7                        The circuit court concluded that the action was frivolous because Bell Property knew or should have known that its claim against Henley had no factual basis after the depositions had been taken.  The court reasoned that the depositions of the persons who had first-hand knowledge of what occurred provided no basis for any of Bell Property’s claims.  No one testified to having personal knowledge of the repairs allegedly necessary because Henley took passwords and modified the computer system, nor was there any explanation of what was done, who did it, and how or why it was done.  We conclude, as did the circuit court, that, based on the facts as developed in the depositions, Bell Property knew or should have known that its claims were not supported in fact or law.  Therefore, Bell Property is liable for attorney’s fees for maintaining a frivolous action. 

8                        Finally, Bell Property challenges as excessive the circuit court’s decision awarding $21,693 in costs and attorney’s fees to Henley.  “When a circuit court awards attorney fees, the amount of the award is left to the discretion of the court.”  See Kolupar v. Wilde Pontiac Cadillac, Inc., 2004 WI 112, ¶22, 275 Wis. 2d 1, 683 N.W.2d 58 (citation omitted).  “The most useful starting point for determining the amount of a reasonable fee is the number of hours reasonably expended on the litigation multiplied by a reasonable hourly rate.”  Id., ¶28, quoting Hensley v. Eckerhart, 461 U.S. 424, 433 (1983). 

9                        Henley’s attorney submitted an itemized bill for 134 hours at $250 an hour, for a total of $33,537.  The circuit court explained that it believed that Henley’s counsel had put in all of the time he claimed, but the amount of time was not commensurate with the novelty or difficulty of the case for an attorney charging $250 an hour.  Therefore, the circuit court reduced from $250 an hour to $150 an hour the amount charged by Henley’s attorney, but did not reduce the number of hours Henley’s attorney claimed he worked.  The circuit court’s approach was appropriate:  the court lowered the hourly rate to correspond with the rate that would be reasonably charged by an attorney with a level of expertise that would require the specified amount of time to complete the work.  We conclude that the circuit court did not misuse its discretion in determining the appropriate amount of attorney’s fees. 

            By the Court.—Judgment affirmed.

            This opinion will not be published.  See Wis.
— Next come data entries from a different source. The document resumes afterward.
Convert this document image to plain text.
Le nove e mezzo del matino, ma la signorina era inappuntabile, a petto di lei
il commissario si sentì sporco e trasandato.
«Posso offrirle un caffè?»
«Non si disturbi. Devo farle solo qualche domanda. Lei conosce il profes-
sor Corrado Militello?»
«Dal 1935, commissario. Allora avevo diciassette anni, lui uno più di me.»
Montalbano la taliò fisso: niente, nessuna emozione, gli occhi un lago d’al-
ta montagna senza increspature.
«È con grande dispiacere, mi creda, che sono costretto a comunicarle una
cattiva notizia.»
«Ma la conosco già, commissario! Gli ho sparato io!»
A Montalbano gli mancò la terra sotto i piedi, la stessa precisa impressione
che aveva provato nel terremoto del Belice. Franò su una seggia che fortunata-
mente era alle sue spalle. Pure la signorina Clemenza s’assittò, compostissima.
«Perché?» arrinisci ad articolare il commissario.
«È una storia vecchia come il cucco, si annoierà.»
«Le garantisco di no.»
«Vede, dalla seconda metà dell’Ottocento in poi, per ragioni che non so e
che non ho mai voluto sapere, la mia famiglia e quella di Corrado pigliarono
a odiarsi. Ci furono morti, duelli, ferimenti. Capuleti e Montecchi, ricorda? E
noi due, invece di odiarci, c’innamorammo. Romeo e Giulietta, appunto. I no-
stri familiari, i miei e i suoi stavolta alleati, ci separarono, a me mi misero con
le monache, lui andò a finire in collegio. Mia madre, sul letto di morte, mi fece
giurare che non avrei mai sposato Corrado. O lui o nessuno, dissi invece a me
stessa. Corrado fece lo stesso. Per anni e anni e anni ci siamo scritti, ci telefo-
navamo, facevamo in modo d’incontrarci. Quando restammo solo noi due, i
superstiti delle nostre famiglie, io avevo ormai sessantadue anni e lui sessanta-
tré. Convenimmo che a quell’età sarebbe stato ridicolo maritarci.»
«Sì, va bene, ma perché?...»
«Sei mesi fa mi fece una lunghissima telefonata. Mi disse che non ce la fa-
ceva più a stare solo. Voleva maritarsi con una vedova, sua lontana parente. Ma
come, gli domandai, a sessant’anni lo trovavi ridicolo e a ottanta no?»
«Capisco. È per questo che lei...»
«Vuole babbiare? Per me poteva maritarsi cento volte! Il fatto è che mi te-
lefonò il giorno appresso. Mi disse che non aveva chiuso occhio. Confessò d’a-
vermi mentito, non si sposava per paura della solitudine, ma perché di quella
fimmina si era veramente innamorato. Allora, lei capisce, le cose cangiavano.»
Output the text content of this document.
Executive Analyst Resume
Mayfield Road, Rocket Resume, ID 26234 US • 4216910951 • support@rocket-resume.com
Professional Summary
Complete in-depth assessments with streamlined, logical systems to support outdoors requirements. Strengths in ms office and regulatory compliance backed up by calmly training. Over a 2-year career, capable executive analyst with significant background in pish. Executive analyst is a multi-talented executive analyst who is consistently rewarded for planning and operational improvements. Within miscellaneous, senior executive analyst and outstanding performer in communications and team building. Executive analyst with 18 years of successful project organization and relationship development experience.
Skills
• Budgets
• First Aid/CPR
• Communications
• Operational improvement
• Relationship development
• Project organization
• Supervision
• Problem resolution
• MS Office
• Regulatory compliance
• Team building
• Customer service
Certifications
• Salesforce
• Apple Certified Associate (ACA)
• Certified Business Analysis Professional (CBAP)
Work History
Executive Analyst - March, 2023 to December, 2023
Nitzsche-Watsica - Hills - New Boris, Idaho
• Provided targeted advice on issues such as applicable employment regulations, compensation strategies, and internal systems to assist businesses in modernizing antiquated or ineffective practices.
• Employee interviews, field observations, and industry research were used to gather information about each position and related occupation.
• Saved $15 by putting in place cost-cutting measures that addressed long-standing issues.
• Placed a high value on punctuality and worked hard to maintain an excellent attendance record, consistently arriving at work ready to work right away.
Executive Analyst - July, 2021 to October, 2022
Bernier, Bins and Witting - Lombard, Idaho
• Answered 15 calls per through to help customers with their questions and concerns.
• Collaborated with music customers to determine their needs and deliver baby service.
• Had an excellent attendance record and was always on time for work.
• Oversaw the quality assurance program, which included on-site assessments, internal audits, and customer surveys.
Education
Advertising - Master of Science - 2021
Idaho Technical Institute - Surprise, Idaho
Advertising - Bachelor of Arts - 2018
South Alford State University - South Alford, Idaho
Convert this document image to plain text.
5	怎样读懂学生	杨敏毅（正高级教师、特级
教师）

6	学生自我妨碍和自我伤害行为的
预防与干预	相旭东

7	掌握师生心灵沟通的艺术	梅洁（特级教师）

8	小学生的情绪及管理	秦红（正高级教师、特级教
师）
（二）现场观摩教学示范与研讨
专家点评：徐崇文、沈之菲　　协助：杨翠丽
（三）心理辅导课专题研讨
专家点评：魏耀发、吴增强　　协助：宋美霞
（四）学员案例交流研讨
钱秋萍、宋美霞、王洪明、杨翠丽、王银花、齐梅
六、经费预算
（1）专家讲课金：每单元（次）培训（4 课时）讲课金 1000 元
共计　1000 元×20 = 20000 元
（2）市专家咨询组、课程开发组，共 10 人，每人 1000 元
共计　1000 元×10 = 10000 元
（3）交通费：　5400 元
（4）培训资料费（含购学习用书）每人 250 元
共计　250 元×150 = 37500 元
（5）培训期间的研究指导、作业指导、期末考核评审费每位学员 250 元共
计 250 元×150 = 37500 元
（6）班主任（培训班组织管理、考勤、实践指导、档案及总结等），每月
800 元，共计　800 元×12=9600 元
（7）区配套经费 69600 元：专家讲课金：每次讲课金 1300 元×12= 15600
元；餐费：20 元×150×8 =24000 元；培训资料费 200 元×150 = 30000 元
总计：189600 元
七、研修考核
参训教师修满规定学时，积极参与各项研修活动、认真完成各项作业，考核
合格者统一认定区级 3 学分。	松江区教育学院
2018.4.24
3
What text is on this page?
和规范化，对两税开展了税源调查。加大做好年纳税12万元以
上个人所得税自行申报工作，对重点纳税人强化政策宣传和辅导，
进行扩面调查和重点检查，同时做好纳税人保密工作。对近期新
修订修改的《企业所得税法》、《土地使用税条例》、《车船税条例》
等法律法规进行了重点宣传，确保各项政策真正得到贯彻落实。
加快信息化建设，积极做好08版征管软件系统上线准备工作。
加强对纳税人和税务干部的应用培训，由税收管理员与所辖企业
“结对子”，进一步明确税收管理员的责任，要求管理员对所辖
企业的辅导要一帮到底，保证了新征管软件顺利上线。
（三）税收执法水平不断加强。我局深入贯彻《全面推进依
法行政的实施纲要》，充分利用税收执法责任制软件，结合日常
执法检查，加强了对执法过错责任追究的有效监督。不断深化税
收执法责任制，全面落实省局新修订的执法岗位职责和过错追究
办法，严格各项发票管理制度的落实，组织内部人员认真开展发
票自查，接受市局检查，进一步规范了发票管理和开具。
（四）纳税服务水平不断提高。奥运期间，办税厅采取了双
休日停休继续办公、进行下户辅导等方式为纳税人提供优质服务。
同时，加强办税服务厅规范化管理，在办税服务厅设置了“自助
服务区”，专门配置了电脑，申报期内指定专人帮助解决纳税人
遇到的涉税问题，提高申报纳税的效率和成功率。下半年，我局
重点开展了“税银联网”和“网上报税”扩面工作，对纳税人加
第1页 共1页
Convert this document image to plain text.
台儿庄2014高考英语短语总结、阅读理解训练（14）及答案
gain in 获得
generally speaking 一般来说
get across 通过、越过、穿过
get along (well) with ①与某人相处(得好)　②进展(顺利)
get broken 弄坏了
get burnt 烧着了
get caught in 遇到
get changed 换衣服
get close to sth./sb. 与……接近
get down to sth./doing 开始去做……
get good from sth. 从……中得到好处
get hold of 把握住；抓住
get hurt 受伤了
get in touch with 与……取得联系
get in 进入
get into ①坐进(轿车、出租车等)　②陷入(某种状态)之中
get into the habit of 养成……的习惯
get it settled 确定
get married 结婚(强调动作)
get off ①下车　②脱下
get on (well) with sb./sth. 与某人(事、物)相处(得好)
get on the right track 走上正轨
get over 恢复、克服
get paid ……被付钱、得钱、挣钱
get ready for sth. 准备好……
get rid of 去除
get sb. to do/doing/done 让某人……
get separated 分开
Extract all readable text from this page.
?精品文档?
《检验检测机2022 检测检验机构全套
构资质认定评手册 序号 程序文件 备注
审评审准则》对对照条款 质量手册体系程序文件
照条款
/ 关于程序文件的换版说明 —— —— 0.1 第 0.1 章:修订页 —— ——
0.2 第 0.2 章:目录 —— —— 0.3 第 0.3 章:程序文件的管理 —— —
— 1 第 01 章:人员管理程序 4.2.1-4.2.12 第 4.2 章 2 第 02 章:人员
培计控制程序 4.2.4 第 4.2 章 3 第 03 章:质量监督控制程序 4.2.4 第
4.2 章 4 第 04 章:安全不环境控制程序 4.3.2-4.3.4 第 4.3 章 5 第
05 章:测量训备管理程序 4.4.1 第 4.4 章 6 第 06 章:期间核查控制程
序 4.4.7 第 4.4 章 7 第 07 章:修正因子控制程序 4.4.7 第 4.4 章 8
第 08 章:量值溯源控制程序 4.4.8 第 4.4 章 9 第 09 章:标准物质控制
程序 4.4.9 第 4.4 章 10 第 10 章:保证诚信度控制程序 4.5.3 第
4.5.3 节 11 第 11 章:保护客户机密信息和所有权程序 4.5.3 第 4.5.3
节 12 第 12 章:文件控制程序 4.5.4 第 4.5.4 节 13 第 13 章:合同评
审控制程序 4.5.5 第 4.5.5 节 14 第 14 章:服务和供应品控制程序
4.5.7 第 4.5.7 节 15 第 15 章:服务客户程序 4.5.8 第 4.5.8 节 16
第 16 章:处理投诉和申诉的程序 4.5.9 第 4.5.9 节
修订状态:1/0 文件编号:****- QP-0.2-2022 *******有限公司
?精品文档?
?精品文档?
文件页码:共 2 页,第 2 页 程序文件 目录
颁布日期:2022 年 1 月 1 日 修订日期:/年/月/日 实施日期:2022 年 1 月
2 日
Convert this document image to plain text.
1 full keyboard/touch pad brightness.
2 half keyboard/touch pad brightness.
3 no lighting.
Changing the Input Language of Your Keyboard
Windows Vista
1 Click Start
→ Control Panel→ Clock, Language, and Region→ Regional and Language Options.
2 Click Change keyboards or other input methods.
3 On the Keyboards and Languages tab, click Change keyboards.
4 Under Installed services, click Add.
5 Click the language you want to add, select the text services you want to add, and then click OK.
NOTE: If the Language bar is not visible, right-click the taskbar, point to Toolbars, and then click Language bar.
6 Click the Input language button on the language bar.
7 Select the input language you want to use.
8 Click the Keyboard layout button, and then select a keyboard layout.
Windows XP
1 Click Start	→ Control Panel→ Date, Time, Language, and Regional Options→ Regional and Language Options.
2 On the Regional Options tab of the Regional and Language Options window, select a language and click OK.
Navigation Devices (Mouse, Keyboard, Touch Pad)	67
Stat. Rule 809.23(1)(b)5.

 

 


 



[1]  All references to the Wisconsin Statutes are to the 2003-04 version unless otherwise noted.

[2]  On appeal, Bell Property challenges the summary judgment ruling only as to its claim that Henley took passwords and knowledge of computer modifications with her.  The circuit court found that the other claims had been abandoned.  Bell Property conceded it could not prove the claim that Henley failed to provide two weeks’ notice before quitting because nobody told Henley she was required to give the notice and the policy was not written.  Bell Property abandoned the claim that Henley took timecards.  The court also found Bell Property had provided no proof in support of its claim that it paid $10,000 to a headhunter and was therefore damaged when Henley quit. 

[3]  Effective July 1, 2005, the former Wis. Stat. §§ 802.05 and 814.025 were repealed and a revised § 802.05 was created.  See S. Ct. Order 03-06, 2005 WI 38 (eff. Mar. 31, 2005).  The circuit court ruled on June 24, 2004, that Bell Property’s action was frivolous under the former § 814.025, and it awarded costs and fees to Henley on December 14, 2004.